Fostering a sense of engagement with the world the pupils live in pervades the teaching at Loreto Toorak. “Apathy is a dreadful thing,” says Dr Stevens. “We teach our pupils to care enough about politics, science and ethics to have an opinion and a strong moral position on them.” Another key theme is collaboration, both in how the pupils and the teachers work. “I am a very competitive person,” says Dr Stevens, “but the world works far better with collaboration. Since 2015, our teachers no longer work in isolation at their individual desk. We have a mobile, informal system where they sit next to a new person every day, senior staff with junior staff, so there is a constant exchange of ideas. That is how we want our children to work, too – learning from each other. It is central to our ‘we not me’ ethos.”
The choice of core curricular and elective subjects requires careful input from teachers who understand each child’s strengths and potential. In Year 9 and 10, girls also receive professional career guidance. “We are about giving our children a breadth of knowledge, but we are also about academic excellence,” says Dr Stevens. “If a girl chooses aviation, for example, the suite of subjects around it would include science and robotics.”
From the preparatory school years through to final exams in Year 12, Loreto Toorak imprints a “Positive Education” philosophy on its teaching programme. “It is about developing all-round coping abilities, such as learning how to fail and how to be resilient,” says Dr Stevens. “Positive Education also gives the girls the support needed to stretch themselves.
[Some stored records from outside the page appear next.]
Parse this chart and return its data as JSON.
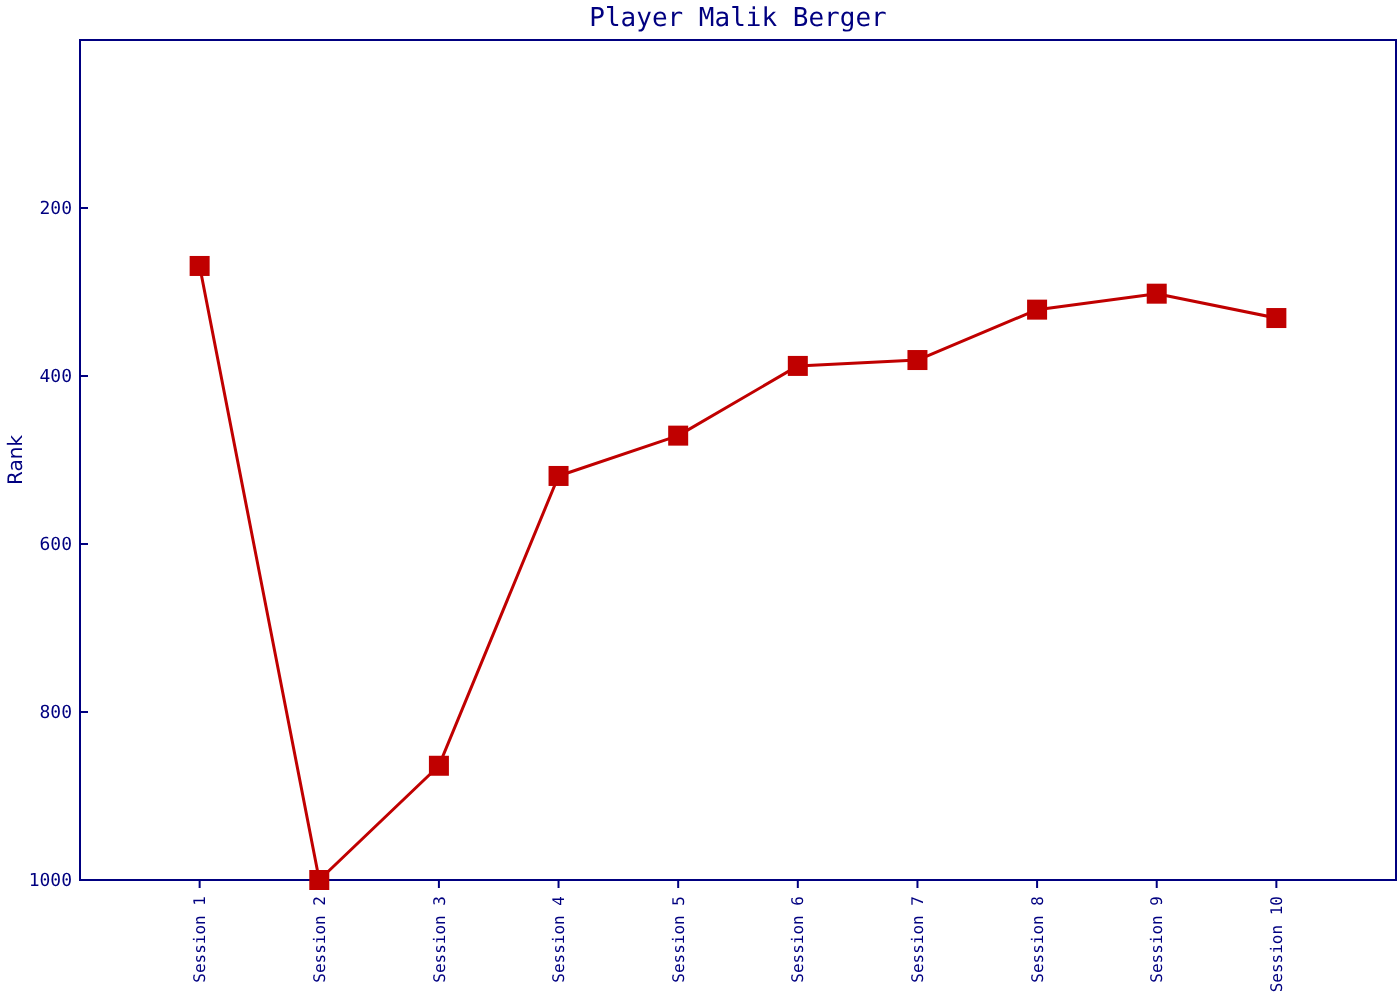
{
  "chart_data": {
    "type": "line",
    "title": "Player Malik Berger",
    "ylabel": "Rank",
    "categories": [
      "Session 1",
      "Session 2",
      "Session 3",
      "Session 4",
      "Session 5",
      "Session 6",
      "Session 7",
      "Session 8",
      "Session 9",
      "Session 10"
    ],
    "series": [
      {
        "color": "#c00000",
        "values": [
          269,
          1000,
          864,
          519,
          471,
          388,
          381,
          321,
          302,
          331
        ]
      }
    ],
    "ylim": [
      1000,
      0
    ],
    "yticks": [
      200,
      400,
      600,
      800,
      1000
    ],
    "marker": "square"
  }
}
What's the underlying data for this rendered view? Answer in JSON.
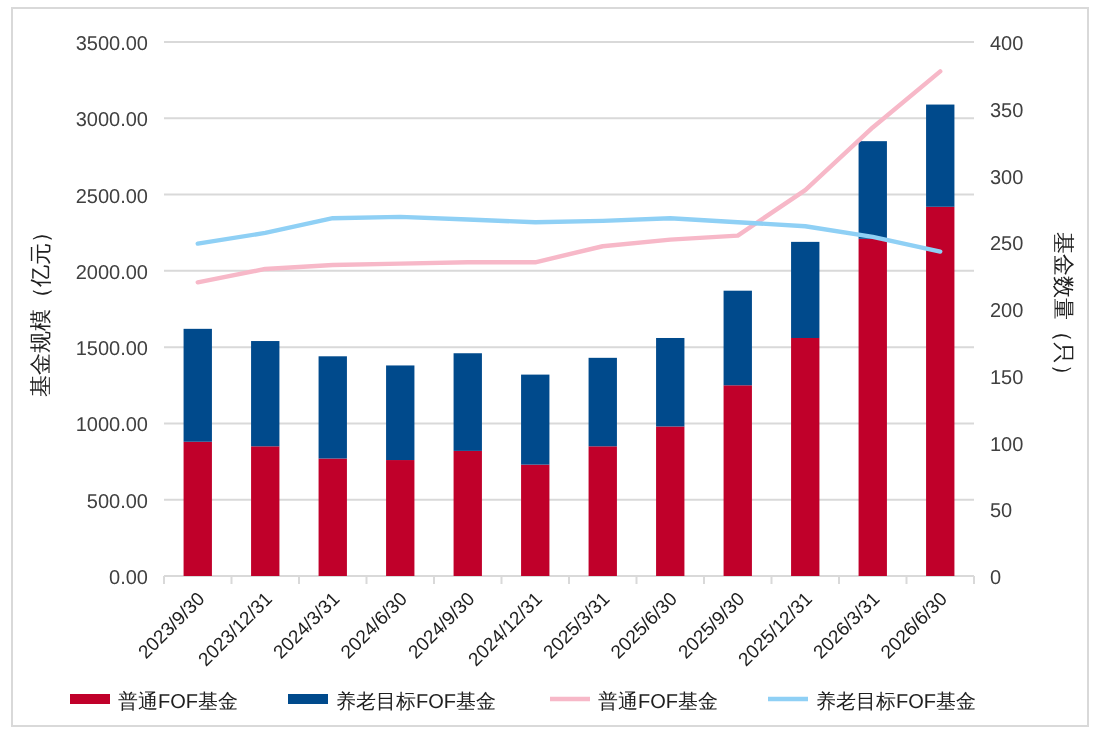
{
  "chart_data": {
    "type": "bar",
    "stacked": true,
    "grid": "y",
    "legend": "bottom",
    "ylabel": "基金规模（亿元）",
    "y2label": "基金数量（只）",
    "categories": [
      "2023/9/30",
      "2023/12/31",
      "2024/3/31",
      "2024/6/30",
      "2024/9/30",
      "2024/12/31",
      "2025/3/31",
      "2025/6/30",
      "2025/9/30",
      "2025/12/31",
      "2026/3/31",
      "2026/6/30"
    ],
    "series": [
      {
        "name": "普通FOF基金",
        "color": "#c0002a",
        "values": [
          880,
          850,
          770,
          760,
          820,
          730,
          850,
          980,
          1250,
          1560,
          2210,
          2420
        ]
      },
      {
        "name": "养老目标FOF基金",
        "color": "#004a8c",
        "values": [
          740,
          690,
          670,
          620,
          640,
          590,
          580,
          580,
          620,
          630,
          640,
          670
        ]
      },
      {
        "name": "普通FOF基金",
        "type": "line",
        "axis": "y2",
        "color": "#f7b8c8",
        "values": [
          220,
          230,
          233,
          234,
          235,
          235,
          247,
          252,
          255,
          289,
          336,
          378
        ]
      },
      {
        "name": "养老目标FOF基金",
        "type": "line",
        "axis": "y2",
        "color": "#8fd0f5",
        "values": [
          249,
          257,
          268,
          269,
          267,
          265,
          266,
          268,
          265,
          262,
          254,
          243
        ]
      }
    ],
    "ylim": [
      0,
      3500
    ],
    "yticks": [
      {
        "value": 0,
        "label": "0.00"
      },
      {
        "value": 500,
        "label": "500.00"
      },
      {
        "value": 1000,
        "label": "1000.00"
      },
      {
        "value": 1500,
        "label": "1500.00"
      },
      {
        "value": 2000,
        "label": "2000.00"
      },
      {
        "value": 2500,
        "label": "2500.00"
      },
      {
        "value": 3000,
        "label": "3000.00"
      },
      {
        "value": 3500,
        "label": "3500.00"
      }
    ],
    "y2lim": [
      0,
      400
    ],
    "y2ticks": [
      0,
      50,
      100,
      150,
      200,
      250,
      300,
      350,
      400
    ]
  }
}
We tell our girls that they should choose the most challenging subjects. And if a girl is getting 100 per cent on every maths test, then the teacher isn’t doing his or her job.”
Over the years, Loreto Toorak has built an active worldwide network of alumni, which offers mentoring and support to the school’s graduates as they enter their careers. “There is always advice and inspiration from past pupils, be they lawyers or journalists in Hong Kong, London or Singapore,” says Dr Stevens. And just as Mary Ward’s conviction that educating girls was the right thing to do back in the 17th century, so today’s students at Loreto Toorak grow up with a firm belief in their ability to make a difference to society. “A Loreto woman’s sense of social justice is in her DNA,” says Dr Stevens.